Nevertheless, the bogus bomb detectors are still in use at checkpoints in place of physical or other inspections of cars. Policemen and army soldiers still stand under sheds erected over the roads with the device with its telescopic antenna on a swivel, pointing parallel to traffic, checking cars as they pass. If the device’s antenna points to a vehicle, it is usually directed to a second team in the checkpoint where thorough inspection is carried out by policemen or soldiers who also ask for identification.
Because it was not effective, McCormick’s bogus bomb detectors are believed to have contributed to the shedding of Iraqi blood. There is no way to know exactly how many innocent lives have been lost as a result. But Iraqi Body Count estimates that some 122,000 Iraqis have been killed in Iraq’s violence since 2003, many of them in bombing attacks or blasts.

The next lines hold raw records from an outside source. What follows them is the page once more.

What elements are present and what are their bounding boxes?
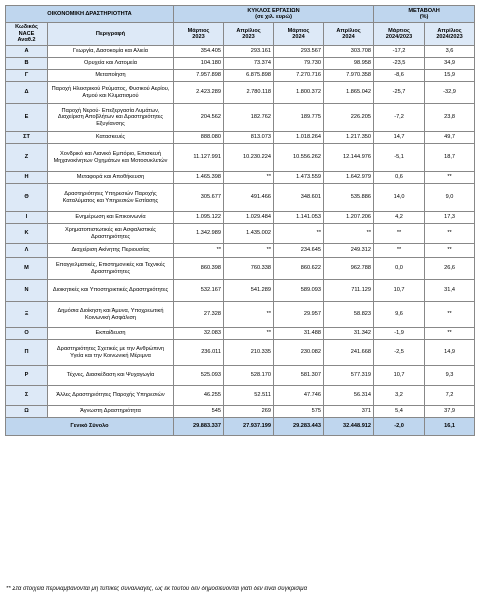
- value-apr2024: 371: [324, 406, 374, 418]
- change-mar: 4,2: [374, 212, 425, 224]
- value-apr2023: 182.762: [224, 104, 274, 132]
- change-apr: 49,7: [425, 132, 475, 144]
- col-header-chg-mar: Μάρτιος 2024/2023: [374, 23, 425, 46]
- table-body: [6, 46, 475, 418]
- value-apr2024: 56.314: [324, 386, 374, 406]
- value-mar2024: 860.622: [274, 258, 324, 280]
- change-apr: 3,6: [425, 46, 475, 58]
- change-header: ΜΕΤΑΒΟΛΗ (%): [374, 6, 475, 23]
- table-row: [6, 340, 475, 366]
- table-row: [6, 70, 475, 82]
- value-apr2023: 73.374: [224, 58, 274, 70]
- description-cell: Γεωργία, Δασοκομία και Αλιεία: [48, 46, 174, 58]
- table-row: [6, 104, 475, 132]
- table-row: [6, 184, 475, 212]
- table-row: [6, 224, 475, 244]
- description-cell: Δραστηριότητες Σχετικές με την Ανθρώπινη Υγεία και την Κοινωνική Μέριμνα: [48, 340, 174, 366]
- change-apr: 17,3: [425, 212, 475, 224]
- change-apr: 9,3: [425, 366, 475, 386]
- code-cell: Β: [6, 58, 48, 70]
- change-mar: 9,6: [374, 302, 425, 328]
- value-mar2024: 29.957: [274, 302, 324, 328]
- value-apr2024: 1.207.206: [324, 212, 374, 224]
- value-apr2023: 491.466: [224, 184, 274, 212]
- code-cell: Α: [6, 46, 48, 58]
- description-cell: Ορυχεία και Λατομεία: [48, 58, 174, 70]
- value-mar2024: 230.082: [274, 340, 324, 366]
- value-mar2024: 1.018.264: [274, 132, 324, 144]
- change-mar: **: [374, 244, 425, 258]
- value-mar2024: **: [274, 224, 324, 244]
- code-cell: Μ: [6, 258, 48, 280]
- value-mar2023: 11.127.991: [174, 144, 224, 172]
- value-mar2024: 1.800.372: [274, 82, 324, 104]
- value-apr2023: **: [224, 302, 274, 328]
- description-header: Περιγραφή: [48, 23, 174, 46]
- value-apr2024: 962.788: [324, 258, 374, 280]
- code-cell: Π: [6, 340, 48, 366]
- change-mar: -23,5: [374, 58, 425, 70]
- value-mar2023: 236.011: [174, 340, 224, 366]
- value-mar2024: 589.093: [274, 280, 324, 302]
- description-cell: Κατασκευές: [48, 132, 174, 144]
- change-apr: 31,4: [425, 280, 475, 302]
- value-apr2024: **: [324, 224, 374, 244]
- table-row: [6, 302, 475, 328]
- description-cell: Δημόσια Διοίκηση και Άμυνα, Υποχρεωτική Κοινωνική Ασφάλιση: [48, 302, 174, 328]
- change-mar: 0,6: [374, 172, 425, 184]
- value-mar2024: 234.645: [274, 244, 324, 258]
- change-apr: 7,2: [425, 386, 475, 406]
- turnover-table: [5, 5, 475, 436]
- code-cell: Ζ: [6, 144, 48, 172]
- value-apr2024: 577.319: [324, 366, 374, 386]
- col-header-apr2024: Απρίλιος 2024: [324, 23, 374, 46]
- value-apr2024: 98.958: [324, 58, 374, 70]
- code-header: Κωδικός NACE Αναθ.2: [6, 23, 48, 46]
- col-header-mar2023: Μάρτιος 2023: [174, 23, 224, 46]
- description-cell: Παροχή Ηλεκτρικού Ρεύματος, Φυσικού Αερίου, Ατμού και Κλιματισμού: [48, 82, 174, 104]
- value-mar2024: 581.307: [274, 366, 324, 386]
- change-apr: 23,8: [425, 104, 475, 132]
- value-apr2024: 1.217.350: [324, 132, 374, 144]
- total-apr2024: 32.448.912: [324, 418, 374, 436]
- footnote: ** Στα στοιχεία περιλαμβάνονται μη τυπικές συναλλαγές, ως εκ τούτου δεν δημοσιεύονται γιατί δεν είναι συγκρίσιμα: [6, 586, 308, 592]
- change-mar: -2,5: [374, 340, 425, 366]
- change-mar: -17,2: [374, 46, 425, 58]
- change-mar: -8,6: [374, 70, 425, 82]
- change-mar: 5,4: [374, 406, 425, 418]
- change-mar: -5,1: [374, 144, 425, 172]
- value-apr2023: 269: [224, 406, 274, 418]
- value-mar2023: 2.423.289: [174, 82, 224, 104]
- value-apr2023: 6.875.898: [224, 70, 274, 82]
- total-chg-mar: -2,0: [374, 418, 425, 436]
- change-mar: 10,7: [374, 280, 425, 302]
- value-mar2023: 305.677: [174, 184, 224, 212]
- code-cell: Η: [6, 172, 48, 184]
- change-apr: 26,6: [425, 258, 475, 280]
- description-cell: Τέχνες, Διασκέδαση και Ψυχαγωγία: [48, 366, 174, 386]
- value-mar2024: 1.473.559: [274, 172, 324, 184]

Many Iraqis would love to see Iraqi officials responsible for the fraud behind bars for their role in the waste of Iraqi blood. Al-Jabiri, who was involved in the purchase of the devices, was referred to the judiciary and in 2011 he was jailed for four years, but no proper investigation was conducted, including the role of a Jordan-based firm which was an intermediary in the deal. Many Iraqis believe Al-Jabiri got a relatively light sentence in exchange for concealing names of alleged accomplices.
Corruption in post-US invasion Iraq has gone on for so long that it has lost some of its power to shock. Most of Iraq’s political elite are believed to be involved in one type or another of corruption, manipulating the economic system in order to extract rents they can use to secure control of the government. Some are believed to have set up bogus companies abroad to run dodgy business deal with the government through cronies.
Iraq’s Interior Ministry, which is headed by Al-Maliki himself, is among the most corrupt government departments in Iraq, raising concern that a greater security threat may come from within the system from the top commanders down to soldiers who man checkpoints. Internal reports on corruption by the ministry’s inspector general have specifically cited the bribery of checkpoint guards.
Senior police officers are reportedly buying their authority over particular neighbourhoods by bribing politicians while junior officers pay their seniors monthly stipends and everyone gets a return on their investment by extorting money from families of detainees who are arrested on false charges. The government inaction to investigate and bring criminal charges against Iraqi officials and businessmen who are believed to be responsible for the death of so many people and the reluctance to remove the device from checkpoints are quite puzzling.
Many Iraqis wonder why only one official was convicted and sent to jail for his part in the detectors’ scandal. They believe that the case involves many top officials at the Interior Ministry and the government whose signatures are required to make the deal. Other Iraqis question the security strategy of army and police commanders who have kept the devices operational at checkpoints despite the fact that they are ineffective.
Suicide bombers are still able to get explosives through checkpoints where these devices are used to kill people and destroy buildings. Demands are increasing for investigation and retribution.
On Saturday, Shia cleric Muqtada Al-Sadr told Al-Maliki, who is also commander-in-chief of the armed forces, to apologise for the bogus detectors’ deal and “to exonerate” himself before the country’s judiciary and parliament. Al-Sadr also urged the government to order security forces to stop using the device at checkpoints, and demanded compensations to the victims and their families.